The efforts of Daniels and 11 of her relatives to preserve a piece of their family’s history and “pass it on,” recently reported by the Associated Press, produced quite a detective story. The story concluded when the family announced that it had obtained nearly 200 photographs that Daniels’ great-great grand aunt, Civil War diarist Mary Boykin Chesnut had collected to illustrate her journals of that war years.
Chesnut was the daughter of an antebellum U.S. Senator and South Carolina Governor and married a man who became a U.S. Senator from South Carolina, then resigned to become an aide to Jefferson Davis and later a brigadier general in the Confederate Army. Her diaries and journals captured an insider’s view of the upper echelons of Southern social and political life.
When published in 1982 as, Mary Chesnut’s Civil War, edited by historian C. Vann Woodward, her writings won a Pulitzer Prize in History
Reid Beddow of the Washington Post Book World called the book, "Perhaps one of the half dozen or so most important diaries in all literature; if you will, a Southern 'War and Peace'."
But when Chesnut’s journals appeared, they were not accompanied by her photographs which disappeared in the early 1930s and didn’t reappear until 2007 when they showed up on eBay. AP described what happened then:
"Of course, where else would they be in this day and age?" Daniels asked, laughing.
She credits a Civil War collector who recognized their worth for saving the albums from an owner who had begun taking them apart and selling the photos separately.
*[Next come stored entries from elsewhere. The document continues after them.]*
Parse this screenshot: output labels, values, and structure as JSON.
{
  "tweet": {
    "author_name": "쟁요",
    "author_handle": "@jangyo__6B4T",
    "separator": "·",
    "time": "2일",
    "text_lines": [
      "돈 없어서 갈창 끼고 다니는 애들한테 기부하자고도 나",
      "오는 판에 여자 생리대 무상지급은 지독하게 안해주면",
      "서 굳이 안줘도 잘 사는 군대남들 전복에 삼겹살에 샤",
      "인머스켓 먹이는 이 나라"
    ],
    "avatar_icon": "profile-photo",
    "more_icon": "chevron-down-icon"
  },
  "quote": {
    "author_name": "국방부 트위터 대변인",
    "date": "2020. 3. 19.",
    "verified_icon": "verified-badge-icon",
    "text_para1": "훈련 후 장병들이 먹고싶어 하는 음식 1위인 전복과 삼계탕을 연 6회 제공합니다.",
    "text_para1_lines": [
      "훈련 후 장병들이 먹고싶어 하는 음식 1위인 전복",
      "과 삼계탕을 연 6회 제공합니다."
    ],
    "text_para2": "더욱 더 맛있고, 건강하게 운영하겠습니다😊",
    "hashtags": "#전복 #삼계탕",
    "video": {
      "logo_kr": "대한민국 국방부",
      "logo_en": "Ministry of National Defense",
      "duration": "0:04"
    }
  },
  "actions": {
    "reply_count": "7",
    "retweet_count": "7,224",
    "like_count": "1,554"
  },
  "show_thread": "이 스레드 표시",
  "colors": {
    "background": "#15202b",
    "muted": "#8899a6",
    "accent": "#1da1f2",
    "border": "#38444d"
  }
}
Alerted to the eBay notice about a live auction in Nashville, the family pooled their resources. Daniels said even her elementary school grandchildren wanted to contribute, and the family urged libraries and museums across South Carolina not to bid against them.
"We were very afraid we wouldn't be able to afford them," Daniels said. In making the request, the family promised "we'd do the right thing and get them to the people of South Carolina and reunite them with her diaries, but we also dearly wanted to see the photographs of our ancestors."
Purchased for "less than six figures," the albums were delivered to Daniels' mother at Mulberry Plantation just before Christmas 2007.
The family has completed an illustrated version of Chesnut’s diary and has now donated the photo collection to the University of South Carolina.